If you watch any television at all, read a magazine or turn on the radio, there seems to be a new drug to treat anything and everything. We live in a medication-obsessed society. But are these drugs as effective as they claim to be? A new study has concluded that the answer to that question is no. Furthermore, researchers say that international drug development processes, standards, and policies are fundamentally broken and must be reformed.
According to the study performed at the German Institute for Quality and Efficiency in Health Care, more than half of the new drugs entering the German healthcare system show absolutely no added benefit.
Between 2011 and 2017, researchers examined 216 drugs that passed regulatory approval and entered the German market. Most of these assessed drugs were also approved by the European Medicines Agency for widespread use throughout greater Europe.
Alarmingly, only a quarter of those drugs showed any significant medical added benefit based on the available evidence. What’s more, 16% showed even a minor added benefit, and a whopping 58% of studied drugs did not show any added benefit over standard patient care.
When the drugs were separated by speciality, the results were just as unsettling: just 6% of psychiatric drugs showed added benefit, along with 17% of diabetes drugs..
Even in the investigated drugs that did show significant benefit, most of the research could only apply to sub-groups. “For the overall patient population, the current output of drug development may thus be resulting in even less progress than our assessments suggest,” the study reads.
The study’s authors say that some within the healthcare industry argue that limited information on a drug at the time of its approval is how things have always been done, and is simply the “price to be paid” in order to provide patients with early access to unprecedented new drugs.
To refute this argument, researchers revisited a study on cancer drugs conducted between 2009 and 2013 that found most of the drugs had been approved with little evidence of any benefits to cancer patients quality of life or survival chances.
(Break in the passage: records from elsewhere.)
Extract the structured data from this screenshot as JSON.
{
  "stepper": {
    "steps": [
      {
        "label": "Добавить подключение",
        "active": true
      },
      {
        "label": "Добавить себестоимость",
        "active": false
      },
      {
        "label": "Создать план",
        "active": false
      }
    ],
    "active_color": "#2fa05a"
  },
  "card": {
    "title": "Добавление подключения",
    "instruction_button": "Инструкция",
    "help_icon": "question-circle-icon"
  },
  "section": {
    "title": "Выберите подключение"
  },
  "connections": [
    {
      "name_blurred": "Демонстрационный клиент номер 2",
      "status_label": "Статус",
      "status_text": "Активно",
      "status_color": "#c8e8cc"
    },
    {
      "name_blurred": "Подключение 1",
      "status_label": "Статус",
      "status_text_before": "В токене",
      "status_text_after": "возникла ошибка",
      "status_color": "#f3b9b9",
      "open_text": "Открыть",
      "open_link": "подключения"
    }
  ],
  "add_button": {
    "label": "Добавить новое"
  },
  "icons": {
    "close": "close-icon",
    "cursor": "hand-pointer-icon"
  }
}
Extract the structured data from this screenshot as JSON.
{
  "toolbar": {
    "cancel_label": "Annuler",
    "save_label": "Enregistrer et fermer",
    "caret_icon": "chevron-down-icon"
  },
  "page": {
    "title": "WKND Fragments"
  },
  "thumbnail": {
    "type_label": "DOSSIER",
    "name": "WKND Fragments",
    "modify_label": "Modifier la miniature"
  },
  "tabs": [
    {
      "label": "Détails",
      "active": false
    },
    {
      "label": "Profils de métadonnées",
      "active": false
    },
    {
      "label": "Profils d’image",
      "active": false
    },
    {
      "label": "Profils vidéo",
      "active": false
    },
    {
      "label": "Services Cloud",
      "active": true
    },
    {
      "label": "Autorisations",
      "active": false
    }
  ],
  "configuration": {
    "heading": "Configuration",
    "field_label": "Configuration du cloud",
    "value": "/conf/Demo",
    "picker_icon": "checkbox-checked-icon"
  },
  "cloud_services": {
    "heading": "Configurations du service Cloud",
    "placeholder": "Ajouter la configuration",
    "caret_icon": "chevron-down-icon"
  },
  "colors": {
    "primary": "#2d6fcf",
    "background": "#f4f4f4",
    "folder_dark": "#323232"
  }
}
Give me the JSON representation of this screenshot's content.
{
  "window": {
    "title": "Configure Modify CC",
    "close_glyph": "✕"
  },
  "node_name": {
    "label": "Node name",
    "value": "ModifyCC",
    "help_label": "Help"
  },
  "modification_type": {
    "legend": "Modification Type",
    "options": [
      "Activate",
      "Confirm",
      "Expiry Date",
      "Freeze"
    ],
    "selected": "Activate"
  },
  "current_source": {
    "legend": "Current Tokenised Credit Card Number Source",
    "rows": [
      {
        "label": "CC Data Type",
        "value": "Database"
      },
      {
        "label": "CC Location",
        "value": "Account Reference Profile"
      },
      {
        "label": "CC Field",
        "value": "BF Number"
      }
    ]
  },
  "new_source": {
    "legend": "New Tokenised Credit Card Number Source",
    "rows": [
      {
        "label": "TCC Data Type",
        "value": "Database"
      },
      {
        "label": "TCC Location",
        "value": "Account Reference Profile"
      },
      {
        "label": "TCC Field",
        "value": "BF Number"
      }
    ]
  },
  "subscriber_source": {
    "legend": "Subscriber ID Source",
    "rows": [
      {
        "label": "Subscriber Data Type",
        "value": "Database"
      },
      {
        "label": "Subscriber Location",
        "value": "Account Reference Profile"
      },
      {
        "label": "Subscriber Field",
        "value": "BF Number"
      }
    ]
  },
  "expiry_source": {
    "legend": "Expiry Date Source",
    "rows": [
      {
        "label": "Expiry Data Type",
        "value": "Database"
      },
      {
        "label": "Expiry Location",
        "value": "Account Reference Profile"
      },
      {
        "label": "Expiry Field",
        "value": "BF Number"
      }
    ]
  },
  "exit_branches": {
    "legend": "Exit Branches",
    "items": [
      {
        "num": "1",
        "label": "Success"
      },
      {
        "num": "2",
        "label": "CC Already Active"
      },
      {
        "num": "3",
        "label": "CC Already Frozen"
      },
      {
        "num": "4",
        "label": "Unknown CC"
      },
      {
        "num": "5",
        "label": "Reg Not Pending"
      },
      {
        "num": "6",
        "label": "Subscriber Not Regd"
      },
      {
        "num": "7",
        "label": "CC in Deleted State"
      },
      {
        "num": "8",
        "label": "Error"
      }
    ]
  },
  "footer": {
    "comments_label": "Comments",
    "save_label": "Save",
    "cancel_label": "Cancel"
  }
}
After following up on the cancer drugs’ success rates, researchers found minimal additional evidence of the drugs’ effectiveness.
The research team says drugs are almost never studied after being initially approved, and even when a drug is found to be ineffective, global regulators do little to punish offending drug manufacturers.
“As a consequence, patients’ ability to make informed treatment decisions consonant with their preferences might be compromised, and any healthcare system hoping to call itself ‘patient centred’ is falling short of its ethical obligations,” the study states.
The authors recommend a much more strict drug approval process that demands stronger evidence from long-term studies conducted on large, randomized control groups. Even after a drug is approved, research should continue in order to fill in any and all information gaps that may remain.
The entire way these drugs are priced and incentivized needs to be overhauled as well; right now vague and unclear results are being rewarded with monetary gain, whereas real tangible results should be the only final outcome that produces profit.
The authors conclude: “Combined action at EU and national levels is required to define public health goals and to revise the legal and regulatory framework, including introducing new drug development models, to meet these goals and focus on what should be the main priority in healthcare: the needs of patients.”
The study is published in the scientific journal The BMJ.